Sunday, July 7, 2013

Trouble-making Foreigners

On June the weekend of June 22-23, I took my first trip to Busan, which is on the southern tip of Korea. From Seoul to Busan, by bus, it takes about 5 hours. By train, it's about 2hrs 47min.

In truth, I went to see my girlfriend, who lives in a city not far from there. I stayed in the Haeundae Beach area at a hostel. It is a beautiful city, and carries a lot of traits that other coastal cities have - but this blog post isn't a review of Busan (plus I didn't see enough of it to even do a proper review - it being the second largest city in Korea).

Haeundae Beach, Busan, Korea: 1:15am, Saturday, June 23rd:

This night, I did something stupid, which ended up carrying no consequences, but MAN was I boiled over! I had just spent a great day with my girlfriend, she went home, and I was walking back to my accommodations from a nice night-walk on the beach.

Sometimes Haeundae Beach looks like this:

But the weekend I went, it looked like this but with a few more people:

There's a nice road that follows the beach coast, and there's a main road that runs into it, forming a T-intersection, that I needed to follow to get back to the hostel. As I waited to cross the street, suddenly fireworks started going off all over the intersection in the middle of the road - high and low.

They were roman candle fireworks, the kind you can buy from street sellers in Korea, hold in hour hand, and the tube shoots 10 timed fireworks which go about 25 meters and then explode.

Cars driving down the road had to slow down to a crawl because of the dangerous situation, and I saw at least one of the fireworks hit the windshield of a car as it was slowly driving, while another one it the door of a parked car along the street.

I was pretty shocked. The light turned green, so I crossed the street to one side of the T-intersection and passed the cart of the woman who was selling the fireworks. She wasn't there, though. She was across the street, angry and yelling, where I saw a group of foreign guys. They were white, well built, and had short buzz cuts which are typical of the American military. Naturally - I suspect they were off-duty soldiers... BUT I have no way of knowing that for sure.

There were 5 or more of them - and each of them had bought a few roman candles and were launching them into the street at cars and into the air, high and low and everywhere. They were whooping and hollering, as everyone stood there staring at them.

Some people were astonished. Some people were a bit afraid and stayed inside buildings. Others, like the seller - like myself - were just angry!

I just stood across the street from them, extremely angry, staring at them. Most of them ran out of fireworks and wanted to move on. The crosswalk turned green, so they started walking towards my side of the street. Two of them hadn't finished their fireworks but didn't want to be left behind, so they quickly lit the roman candles and threw them into a nearby bush!

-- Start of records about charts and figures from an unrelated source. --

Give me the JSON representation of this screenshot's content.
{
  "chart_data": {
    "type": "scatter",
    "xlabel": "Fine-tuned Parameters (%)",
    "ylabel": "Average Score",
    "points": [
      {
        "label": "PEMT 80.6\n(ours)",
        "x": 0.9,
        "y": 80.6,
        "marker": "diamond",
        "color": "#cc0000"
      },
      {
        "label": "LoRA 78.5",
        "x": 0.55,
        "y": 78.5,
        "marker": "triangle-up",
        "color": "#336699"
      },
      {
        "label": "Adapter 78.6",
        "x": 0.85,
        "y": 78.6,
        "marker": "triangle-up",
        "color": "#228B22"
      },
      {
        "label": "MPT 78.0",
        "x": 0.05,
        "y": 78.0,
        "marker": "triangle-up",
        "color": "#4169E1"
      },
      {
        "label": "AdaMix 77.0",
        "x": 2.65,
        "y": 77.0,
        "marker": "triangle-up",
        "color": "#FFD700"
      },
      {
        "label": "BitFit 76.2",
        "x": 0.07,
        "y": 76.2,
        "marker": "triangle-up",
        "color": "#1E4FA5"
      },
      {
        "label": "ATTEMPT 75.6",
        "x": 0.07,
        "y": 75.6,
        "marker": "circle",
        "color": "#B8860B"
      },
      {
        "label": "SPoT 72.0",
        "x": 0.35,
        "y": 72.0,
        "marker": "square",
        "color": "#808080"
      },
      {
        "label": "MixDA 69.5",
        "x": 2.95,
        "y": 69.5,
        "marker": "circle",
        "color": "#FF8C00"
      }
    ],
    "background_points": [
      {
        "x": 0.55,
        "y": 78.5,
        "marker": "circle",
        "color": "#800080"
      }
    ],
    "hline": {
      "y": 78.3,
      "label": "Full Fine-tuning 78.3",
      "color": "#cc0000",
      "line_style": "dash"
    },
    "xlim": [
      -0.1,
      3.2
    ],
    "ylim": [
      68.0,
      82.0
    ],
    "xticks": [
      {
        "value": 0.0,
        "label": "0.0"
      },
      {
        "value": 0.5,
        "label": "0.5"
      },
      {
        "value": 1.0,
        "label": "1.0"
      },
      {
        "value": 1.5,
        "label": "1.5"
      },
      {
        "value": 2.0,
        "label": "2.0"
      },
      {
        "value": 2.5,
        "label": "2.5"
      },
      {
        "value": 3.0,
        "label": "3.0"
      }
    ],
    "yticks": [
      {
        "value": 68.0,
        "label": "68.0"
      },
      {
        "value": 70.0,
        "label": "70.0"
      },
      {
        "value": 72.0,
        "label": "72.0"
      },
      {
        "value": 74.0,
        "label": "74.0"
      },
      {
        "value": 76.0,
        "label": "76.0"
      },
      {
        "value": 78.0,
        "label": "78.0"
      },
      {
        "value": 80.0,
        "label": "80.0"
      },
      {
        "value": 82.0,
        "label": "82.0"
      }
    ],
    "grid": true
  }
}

The fireworks shot out from the green bushes at random angles. All the people stayed away and just watched in astonishment. They shot towards the street, ricocheted off the buildings and bounced on the ground. Then the stragglers jogged across to catch up with the rest.

After crossing, they began walking the opposite direction was in, so I shouted after them:

"Hey! What do you think you're doing?!"

They looked back at me. So I said, "you make ALL of us look bad!!!" They kept walking away but began calling out curses at me. So I shouted, "GO BACK WHERE YOU CAME FROM!"

And that's pretty much were it ended. I was too angry to consider the fact that there were 5 of them and that they were all bigger than me. I wanted to say more, but left it at that.

The next day, as I was searching for a place to have lunch, I saw them again. They didn't see me (or didn't recognize me), for which I was glad, but I am embarrassed that I didn't snap pictures of their faces for my blog. I would LOVE to expose these guys. I only got pictures of them from down the road as they walked towards the subway station.

These are the guys. The girl with the red pants is with them, but she wasn't with them the night I saw them. 

Korea isn't the most foreigner friendly nation. Not by a long shot. Korea has a history of wanting to be left alone, and closing itself off from outsiders. Older Korean people are weary of outsiders, and believe we bring crime and drugs to the nation. As a foreigner who lives in Itaewon: While I don't believe we foreigners do more harm than good... I am extremely disappointed when I see people giving substance to such base stereotypes. Guys like these are a huge part of the problem, and when I see stuff like this, it makes me especially angry.


  1. UGH. Thanks for standing up and saying something!

  2. You ought to pass this around on Facebook so as to alert as many people to track them down, getting better photos of their faces to post.

  3. I hear ya; that's so frustrating.